Si t’es pas déguisé, t’es enfariné
« Si t’es pas déguisé, t’es enfariné » Remarquez, malgré votre déguisement, comme quasi tous les carnavaliers, vous serez enfarinés… Carnaval militant, populaire, il s’impose à la ville : il revendique la libre circulation. Aucune autorisation n’est demandée. Aucune subvention n’est recherchée. Le Carnaval se prépare toute l’année et dès le vendredi soir, ça chante dans les cafés. Le samedi, à mesure que le soir tombe, on se regroupe dans les rues, sur les places autour de la musique. A la nuit tombée, ici une chorale, là un concert et partout, les farandoles. Les soumonces ouvrent à la rencontre entre les chants politiques, syndicalistes, traditionnels mais aussi d’un morceau de Michael Jackson revisité par des cuivres.

 

Et le dimanche, jour du défilé, du haut de la rue d’Aubagne, on ne voit qu’une foule continue. Je n’ai jamais vu autant de monde, t’as vu! ils sont quatre mille au moins. T’es belle, avec ta cagoule, je peux te photographier ? me demande une bagnarde.

 

Le Caramantran (pour le Carème-entrant) ouvre le cortège et à sa suite, les chorales :

Touchez pas à la Plaine touchez pas
et levez vos sales pattes de là
bulldozers architectes de mafia
ce quartier ne vous regarde pas
touchez pas à la Plaine touchez pas
elle est à tous et à tous restera
si elle change ne vous en faîtes pas
c’est le peuple qui la transformera 1

 

 

Le Caramantran est un char-personnage porté par une quinzaine de personnes à la face énorme de papier mâché peint. En 2013, quelques heures avant le défilé, la police l’a enlevé car il représentait le président Nicolas Sarkozy. L’an passé et cette année, le comité lui a donné l’identité de la SOLEAM, la société qui pilote la rénovation des quartiers centraux de Marseille et qui souhaite, depuis plusieurs années, « requalifier » la place centrale de la Plaine - la Place Jean Jaurès. A quelques mètres s’étend le Cours Julien et sa magnifique vue sur Marseille. Un marché des créateurs y tente le touriste tandis qu’à quelques mètres, les vitrines des bars associatifs et militants dénoncent la gentrification du quartier.

 

A sa suite, un autre « char » avance. C’est un mille-pattes manipulé par des personnes sans-papiers et leurs soutiens. A leur suite, les carnavaliers défilent en bande de potes ou en famille, qui s’insèrent-ci et là derrière une fanfare, une batuquaria, une farandole avec ses tammora, un genre de tambourin, qui jouent la transe.

 

Deux garçonnets de cinq ou six ans, déguisés en punk-mangaka-superhéros, raclent le sol de la farine mêlée à la poussière de la ville et balancent le tout sur la foule. Un type s’est juché sur un conteneur à poubelle, jongle, poussé par une vingtaine de personnes, puis retenu par les mêmes, à mesure que la pente de la rue d’Aubagne s’accentue. Une fille s’est glissée dans un matelas abandonné là quelques jours plus tôt, improvisant son déguisement en passant sa tête par un trou de l’étoffe usée.
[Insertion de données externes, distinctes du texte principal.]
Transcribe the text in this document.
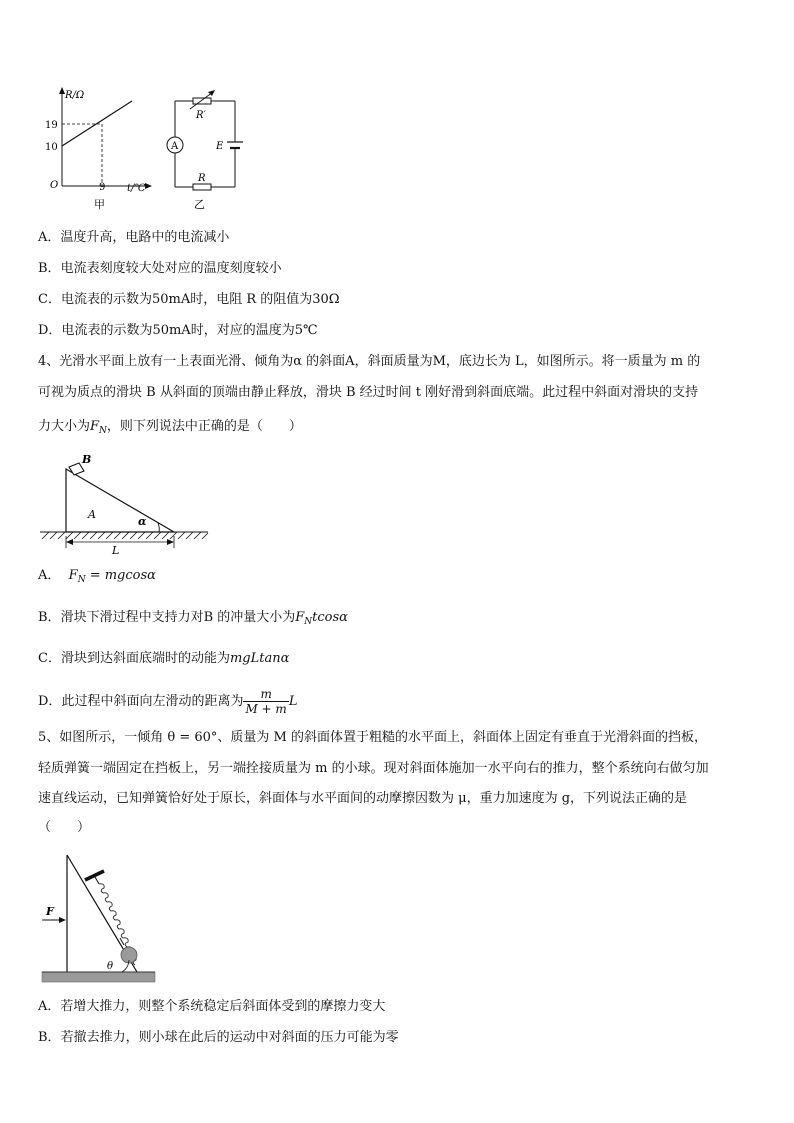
R/Ω
t/℃
19
10
O	9
甲
R′
A	E
R
乙
A．温度升高，电路中的电流减小
B．电流表刻度较大处对应的温度刻度较小
C．电流表的示数为50mA时，电阻 R 的阻值为30Ω
D．电流表的示数为50mA时，对应的温度为5℃
4、光滑水平面上放有一上表面光滑、倾角为α 的斜面A，斜面质量为M，底边长为 L，如图所示。将一质量为 m 的
可视为质点的滑块 B 从斜面的顶端由静止释放，滑块 B 经过时间 t 刚好滑到斜面底端。此过程中斜面对滑块的支持
力大小为$F_N$，则下列说法中正确的是（　　）
B
A
α
L
A． $F_N = mgcos\alpha$
B．滑块下滑过程中支持力对B 的冲量大小为$F_Ntcos\alpha$
C．滑块到达斜面底端时的动能为mgLtanα
D．此过程中斜面向左滑动的距离为 $\frac{m}{M + m}$ L
5、如图所示，一倾角 θ = 60°、质量为 M 的斜面体置于粗糙的水平面上，斜面体上固定有垂直于光滑斜面的挡板，
轻质弹簧一端固定在挡板上，另一端拴接质量为 m 的小球。现对斜面体施加一水平向右的推力，整个系统向右做匀加
速直线运动，已知弹簧恰好处于原长，斜面体与水平面间的动摩擦因数为 μ，重力加速度为 g，下列说法正确的是
（　　）
F
θ
A．若增大推力，则整个系统稳定后斜面体受到的摩擦力变大
B．若撤去推力，则小球在此后的运动中对斜面的压力可能为零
Le cortège descendra jusqu’à quelques mètres de la Canebière et remontera vers la Plaine, où sur les coups de 19h, le Caramantran sera jeté au bûcher après un procès très suivi. La musique reprend et la danse continuera jusqu’au milieu de la nuit. Dans les cafés de la place, la danse continue aussi. Puis toutes et tous se figent à 21h pile face aux écrans géants des bars : ce dimanche, l’OM joue le trio de tête du championnat. Certains avancent que la police, qui vient régulièrement perturber la fin de la fête, est occupée à gérer les alentours du stade Vélodrome. La première mi-temps est honorable. La seconde catastrophique pour Marseille. Les masques le nez sur l’écran insultent les joueurs. Une femme pleure. Le silence revient. La fête est finie.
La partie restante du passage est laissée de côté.